Dedualizing complexes and MGM duality

TL;DR

This paper establishes equivalences between derived categories of torsion modules and contramodules over adic completions of commutative rings, introducing dedualizing complexes and exploring the derived co-contra correspondence.

Contribution

It introduces two notions of dedualizing complexes for adic completions and constructs equivalences between their derived categories, advancing the understanding of derived co-contra duality.

Findings

Derived categories of torsion modules and contramodules are full subcategories of module categories.

Equivalence between derived categories of torsion modules and contramodules is established under weakly proregular ideals.

Introduction of dedualizing complexes for different types of ideals enables new derived category equivalences.

Abstract

We show that various derived categories of torsion modules and contramodules over the adic completion of a commutative ring by a weakly proregular ideal are full subcategories of the related derived categories of modules.

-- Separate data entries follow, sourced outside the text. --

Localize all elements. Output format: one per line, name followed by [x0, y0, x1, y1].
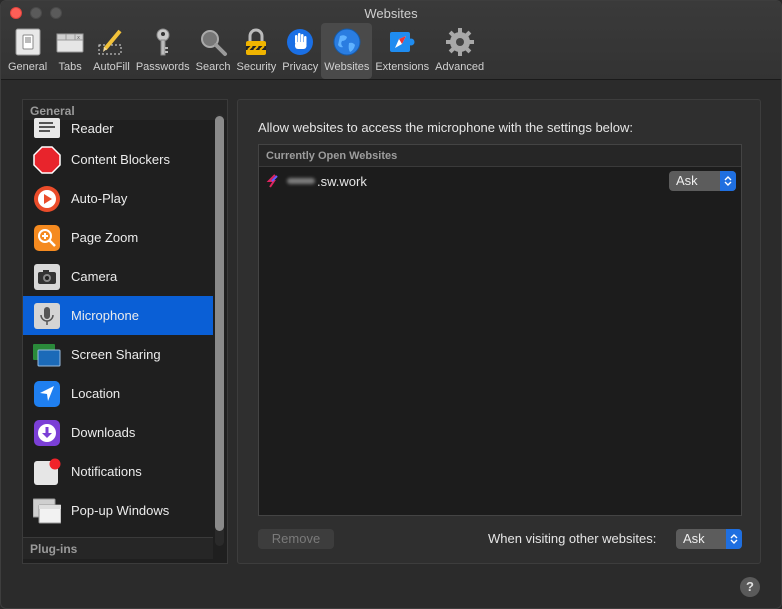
- tabs-icon: x: [53, 25, 87, 59]
- site-domain: .sw.work: [317, 173, 367, 189]
- sidebar-item-label: Auto-Play: [71, 191, 128, 206]
- sidebar-item-camera[interactable]: Camera: [23, 257, 213, 296]
- autofill-pencil-icon: [94, 25, 128, 59]
- preferences-window: Websites General x Tabs AutoFill Passwor…: [0, 0, 782, 609]
- sidebar-item-content-blockers[interactable]: Content Blockers: [23, 140, 213, 179]
- tab-autofill[interactable]: AutoFill: [90, 23, 133, 79]
- window-title: Websites: [364, 6, 418, 21]
- camera-icon: [33, 263, 61, 291]
- location-arrow-icon: [33, 380, 61, 408]
- sidebar-item-downloads[interactable]: Downloads: [23, 413, 213, 452]
- sidebar-section-plugins: Plug-ins: [23, 537, 213, 559]
- key-icon: [146, 25, 180, 59]
- tab-label: Security: [236, 61, 277, 73]
- select-value: Ask: [683, 531, 705, 546]
- puzzle-icon: [385, 25, 419, 59]
- redacted-subdomain: [287, 178, 315, 184]
- sidebar-item-popup-windows[interactable]: Pop-up Windows: [23, 491, 213, 530]
- sidebar-item-auto-play[interactable]: Auto-Play: [23, 179, 213, 218]
- reader-icon: [33, 118, 61, 138]
- sidebar-item-label: Location: [71, 386, 121, 401]
- tab-label: Advanced: [435, 61, 485, 73]
- tab-label: Privacy: [282, 61, 319, 73]
- tab-label: AutoFill: [93, 61, 130, 73]
- tab-label: Websites: [324, 61, 370, 73]
- websites-table: Currently Open Websites .sw.work Ask: [258, 144, 742, 516]
- stop-sign-icon: [33, 145, 61, 174]
- titlebar: Websites General x Tabs AutoFill Passwor…: [1, 1, 781, 80]
- tab-privacy[interactable]: Privacy: [279, 23, 321, 79]
- play-icon: [33, 185, 61, 213]
- select-value: Ask: [676, 173, 698, 188]
- magnifier-icon: [196, 25, 230, 59]
- zoom-icon: [33, 224, 61, 252]
- sidebar-item-label: Camera: [71, 269, 118, 284]
- gear-icon: [443, 25, 477, 59]
- tab-extensions[interactable]: Extensions: [372, 23, 432, 79]
- sidebar-item-label: Screen Sharing: [71, 347, 161, 362]
- settings-panel: Allow websites to access the microphone …: [237, 99, 761, 564]
- tab-tabs[interactable]: x Tabs: [50, 23, 90, 79]
- popup-windows-icon: [33, 497, 61, 525]
- padlock-icon: [239, 25, 273, 59]
- sidebar-item-label: Content Blockers: [71, 152, 170, 167]
- other-websites-select[interactable]: Ask: [676, 529, 742, 549]
- table-header: Currently Open Websites: [259, 145, 741, 167]
- updown-chevron-icon: [726, 529, 742, 549]
- sidebar-scrollbar[interactable]: [215, 114, 224, 546]
- table-row[interactable]: .sw.work Ask: [259, 167, 741, 195]
- sidebar-item-label: Pop-up Windows: [71, 503, 170, 518]
- notifications-icon: [33, 458, 61, 486]
- downloads-icon: [33, 419, 61, 447]
- sidebar-item-label: Microphone: [71, 308, 139, 323]
- tab-label: Tabs: [58, 61, 82, 73]
- microphone-icon: [33, 302, 61, 330]
- sidebar-item-microphone[interactable]: Microphone: [23, 296, 213, 335]
- remove-button[interactable]: Remove: [258, 529, 334, 549]
- other-websites-label: When visiting other websites:: [488, 531, 657, 546]
- panel-description: Allow websites to access the microphone …: [258, 120, 634, 135]
- hand-icon: [283, 25, 317, 59]
- screen-sharing-icon: [33, 341, 61, 369]
- tab-label: General: [8, 61, 48, 73]
- site-favicon-icon: [265, 173, 281, 189]
- tab-advanced[interactable]: Advanced: [432, 23, 487, 79]
- sidebar-item-screen-sharing[interactable]: Screen Sharing: [23, 335, 213, 374]
- general-switch-icon: [11, 25, 45, 59]
- sidebar-item-label: Page Zoom: [71, 230, 139, 245]
- svg-text:x: x: [77, 35, 80, 41]
- sidebar-item-label: Reader: [71, 120, 114, 136]
- tab-general[interactable]: General: [5, 23, 50, 79]
- updown-chevron-icon: [720, 171, 736, 191]
- sidebar-item-reader[interactable]: Reader: [23, 116, 213, 140]
- scrollbar-thumb[interactable]: [215, 116, 224, 531]
- tab-websites[interactable]: Websites: [321, 23, 373, 79]
- sidebar-item-page-zoom[interactable]: Page Zoom: [23, 218, 213, 257]
- sidebar-item-label: Notifications: [71, 464, 142, 479]
- sidebar-item-label: Downloads: [71, 425, 136, 440]
- tab-security[interactable]: Security: [233, 23, 279, 79]
- globe-icon: [330, 25, 364, 59]
- tab-search[interactable]: Search: [193, 23, 234, 79]
- tab-passwords[interactable]: Passwords: [133, 23, 193, 79]
- site-permission-select[interactable]: Ask: [669, 171, 736, 191]
- preferences-toolbar: General x Tabs AutoFill Passwords Search…: [5, 23, 487, 79]
- sidebar-item-notifications[interactable]: Notifications: [23, 452, 213, 491]
- tab-label: Extensions: [375, 61, 430, 73]
- sidebar: General Reader Content Blockers Auto-Pla…: [22, 99, 228, 564]
- sidebar-item-location[interactable]: Location: [23, 374, 213, 413]
- tab-label: Passwords: [135, 61, 190, 73]
- sidebar-list: Reader Content Blockers Auto-Play Page Z…: [23, 116, 213, 530]
- help-button[interactable]: ?: [740, 577, 760, 597]
- tab-label: Search: [195, 61, 231, 73]
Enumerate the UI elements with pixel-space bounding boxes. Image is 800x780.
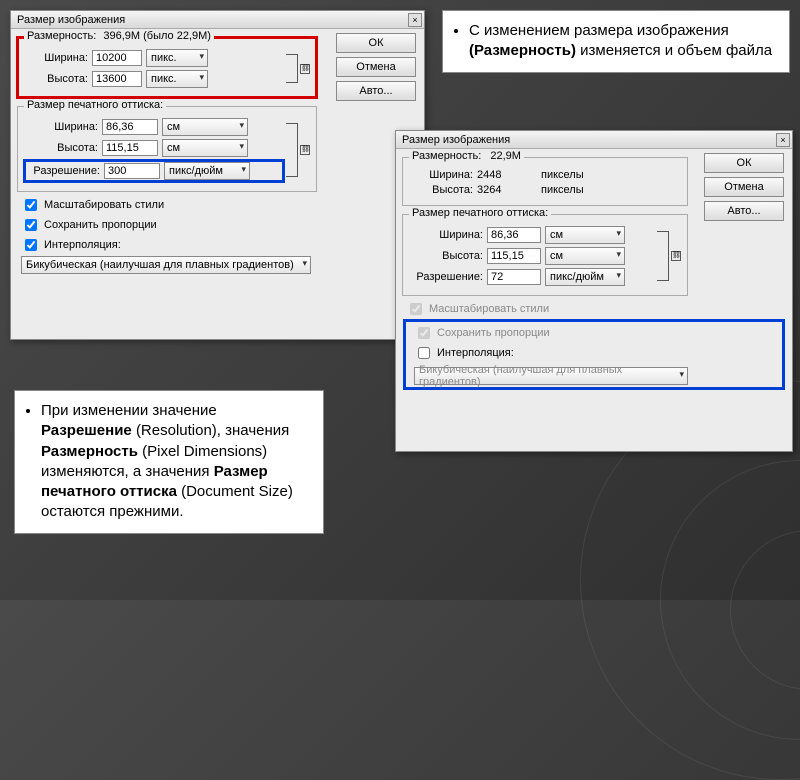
- note-text: С изменением размера изображения: [469, 22, 729, 39]
- image-size-dialog-1: Размер изображения × ОК Отмена Авто... Р…: [10, 10, 425, 340]
- print-height-input[interactable]: [102, 140, 158, 156]
- print-width-input[interactable]: [487, 227, 541, 243]
- chain-link-icon[interactable]: ⛓: [671, 251, 681, 261]
- width-input[interactable]: [92, 50, 142, 66]
- group-legend: Размерность: 396,9М (было 22,9М): [24, 30, 214, 42]
- unit-select[interactable]: пикс/дюйм: [545, 268, 625, 286]
- print-width-input[interactable]: [102, 119, 158, 135]
- note-bold: Размерность: [41, 443, 138, 460]
- close-icon[interactable]: ×: [408, 13, 422, 27]
- resolution-input[interactable]: [487, 269, 541, 285]
- resolution-label: Разрешение:: [409, 271, 483, 283]
- image-size-dialog-2: Размер изображения × ОК Отмена Авто... Р…: [395, 130, 793, 452]
- titlebar: Размер изображения ×: [11, 11, 424, 29]
- note-text: изменяется и объем файла: [580, 42, 772, 59]
- keep-proportions-checkbox[interactable]: Сохранить пропорции: [21, 216, 414, 234]
- pixel-dimensions-group: Размерность: 22,9М Ширина: 2448 пикселы …: [402, 157, 688, 206]
- ok-button[interactable]: ОК: [336, 33, 416, 53]
- width-value: 2448: [477, 169, 517, 181]
- unit-select[interactable]: см: [162, 139, 248, 157]
- unit-select[interactable]: пикс.: [146, 49, 208, 67]
- note-bottom-left: При изменении значение Разрешение (Resol…: [14, 390, 324, 534]
- note-bold: (Размерность): [469, 42, 576, 59]
- width-label: Ширина:: [24, 52, 88, 64]
- print-height-input[interactable]: [487, 248, 541, 264]
- link-bracket-icon: [286, 123, 298, 177]
- unit-select[interactable]: см: [162, 118, 248, 136]
- scale-styles-checkbox[interactable]: Масштабировать стили: [21, 196, 414, 214]
- chain-link-icon[interactable]: ⛓: [300, 145, 310, 155]
- close-icon[interactable]: ×: [776, 133, 790, 147]
- scale-styles-checkbox: Масштабировать стили: [406, 300, 782, 318]
- keep-proportions-checkbox: Сохранить пропорции: [414, 324, 774, 342]
- link-bracket-icon: [657, 231, 669, 281]
- resolution-input[interactable]: [104, 163, 160, 179]
- height-label: Высота:: [409, 184, 473, 196]
- dialog-title: Размер изображения: [17, 14, 125, 26]
- unit-label: пикселы: [541, 184, 584, 196]
- titlebar: Размер изображения ×: [396, 131, 792, 149]
- unit-select[interactable]: см: [545, 226, 625, 244]
- unit-select[interactable]: см: [545, 247, 625, 265]
- height-input[interactable]: [92, 71, 142, 87]
- print-size-group: Размер печатного оттиска: Ширина: см Выс…: [402, 214, 688, 296]
- width-label: Ширина:: [409, 169, 473, 181]
- width-label: Ширина:: [409, 229, 483, 241]
- ok-button[interactable]: ОК: [704, 153, 784, 173]
- height-label: Высота:: [24, 73, 88, 85]
- link-bracket-icon: [286, 54, 298, 83]
- print-size-group: Размер печатного оттиска: Ширина: см Выс…: [17, 106, 317, 192]
- note-bold: Разрешение: [41, 422, 132, 439]
- unit-select[interactable]: пикс.: [146, 70, 208, 88]
- group-legend: Размер печатного оттиска:: [409, 207, 551, 219]
- dialog-title: Размер изображения: [402, 134, 510, 146]
- auto-button[interactable]: Авто...: [704, 201, 784, 221]
- interpolation-checkbox[interactable]: Интерполяция:: [21, 236, 414, 254]
- chain-link-icon[interactable]: ⛓: [300, 64, 310, 74]
- button-column: ОК Отмена Авто...: [336, 33, 416, 101]
- note-text: При изменении значение: [41, 402, 217, 419]
- cancel-button[interactable]: Отмена: [336, 57, 416, 77]
- height-label: Высота:: [24, 142, 98, 154]
- interpolation-select: Бикубическая (наилучшая для плавных град…: [414, 367, 688, 385]
- interpolation-select[interactable]: Бикубическая (наилучшая для плавных град…: [21, 256, 311, 274]
- pixel-dimensions-group: Размерность: 396,9М (было 22,9М) Ширина:…: [17, 37, 317, 98]
- width-label: Ширина:: [24, 121, 98, 133]
- button-column: ОК Отмена Авто...: [704, 153, 784, 221]
- interpolation-checkbox[interactable]: Интерполяция:: [414, 344, 774, 362]
- group-legend: Размер печатного оттиска:: [24, 99, 166, 111]
- note-top-right: С изменением размера изображения (Размер…: [442, 10, 790, 73]
- height-label: Высота:: [409, 250, 483, 262]
- group-legend: Размерность: 22,9М: [409, 150, 524, 162]
- auto-button[interactable]: Авто...: [336, 81, 416, 101]
- note-text: (Resolution), значения: [136, 422, 289, 439]
- resolution-label: Разрешение:: [26, 165, 100, 177]
- unit-select[interactable]: пикс/дюйм: [164, 162, 250, 180]
- cancel-button[interactable]: Отмена: [704, 177, 784, 197]
- height-value: 3264: [477, 184, 517, 196]
- unit-label: пикселы: [541, 169, 584, 181]
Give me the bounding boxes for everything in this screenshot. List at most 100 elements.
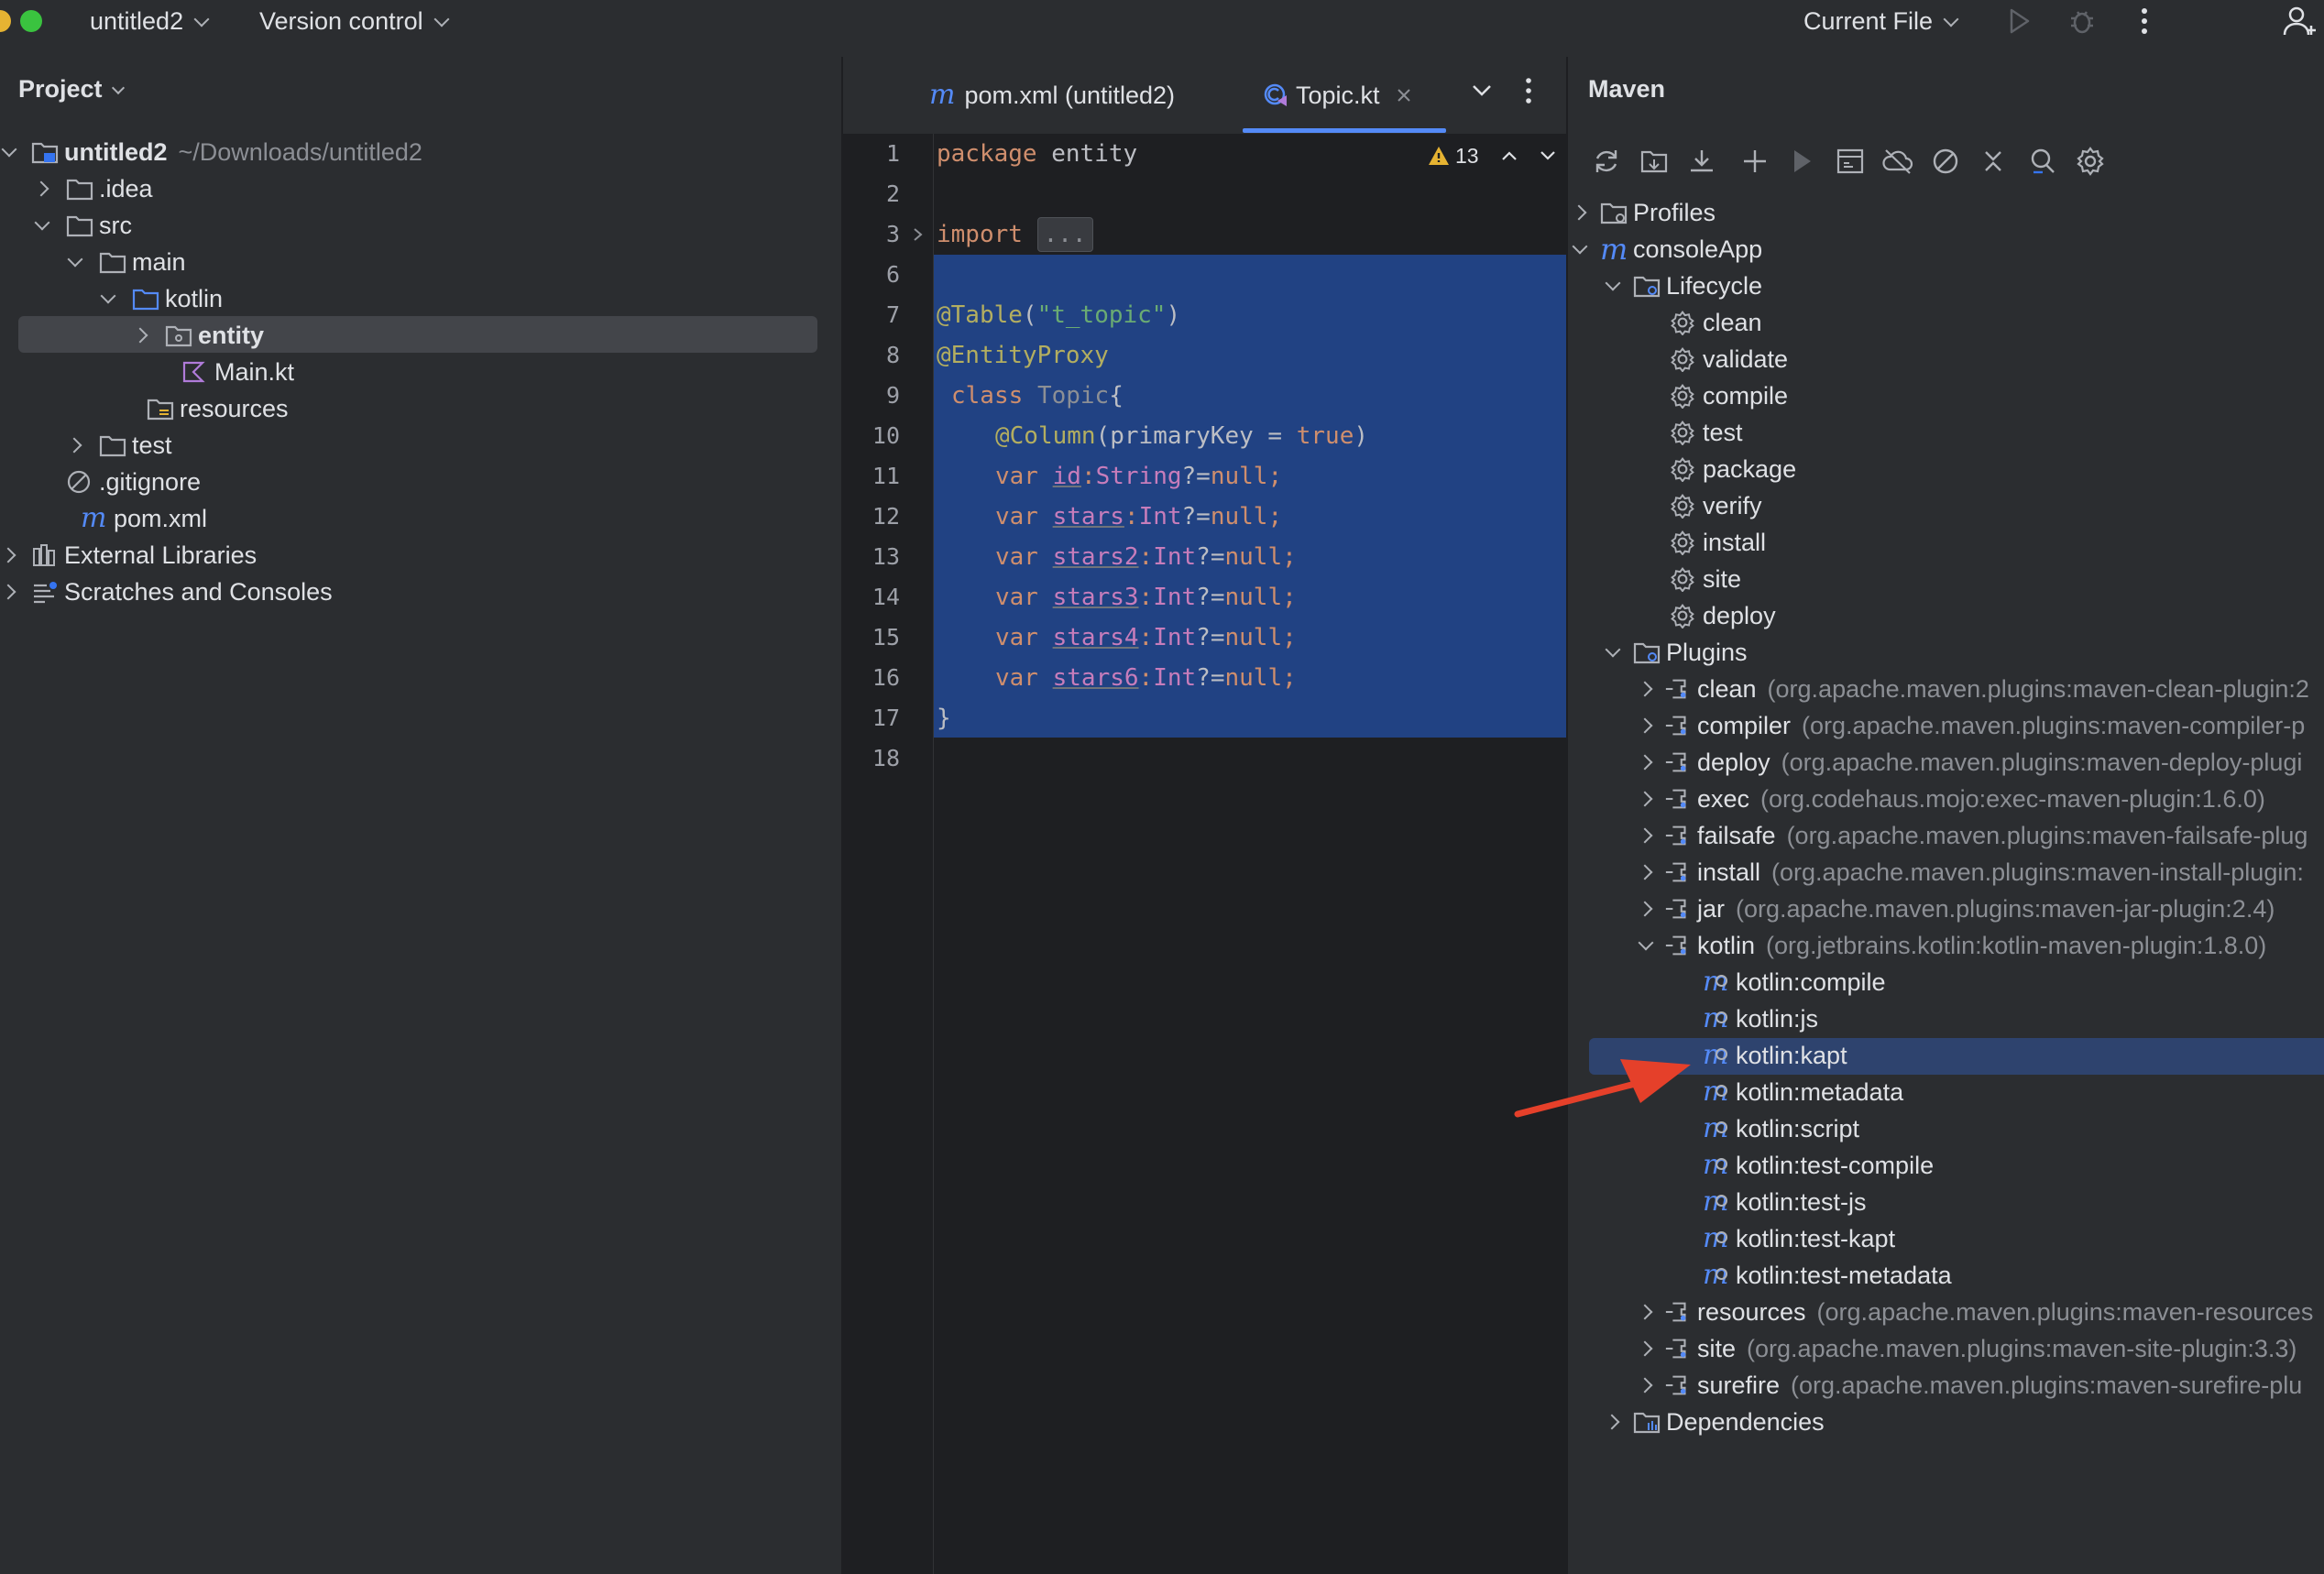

By the work of Dwyer-Greenlees and Porta-Shaul-Yekutieli, this implies an equivalence between the (bounded or unbounded) conventional derived categories of the abelian categories of torsion modules and contramodules. Over the adic completion of a commutative ring by an arbitrary finitely generated ideal, we obtain an equivalence between the derived categories of complexes of modules with torsion and contramodule cohomology modules. We also define two versions of the notion of a dedualizing complex over the adic completion of a commutative ring, one for an ideal with an Artinian quotient ring and the other one for a weakly proregular ideal, and use these to construct equivalences between the conventional as well as certain exotic derived categories of the abelian categories of torsion modules and contramodules. The philosophy of derived co-contra correspondence is discussed in the introduction.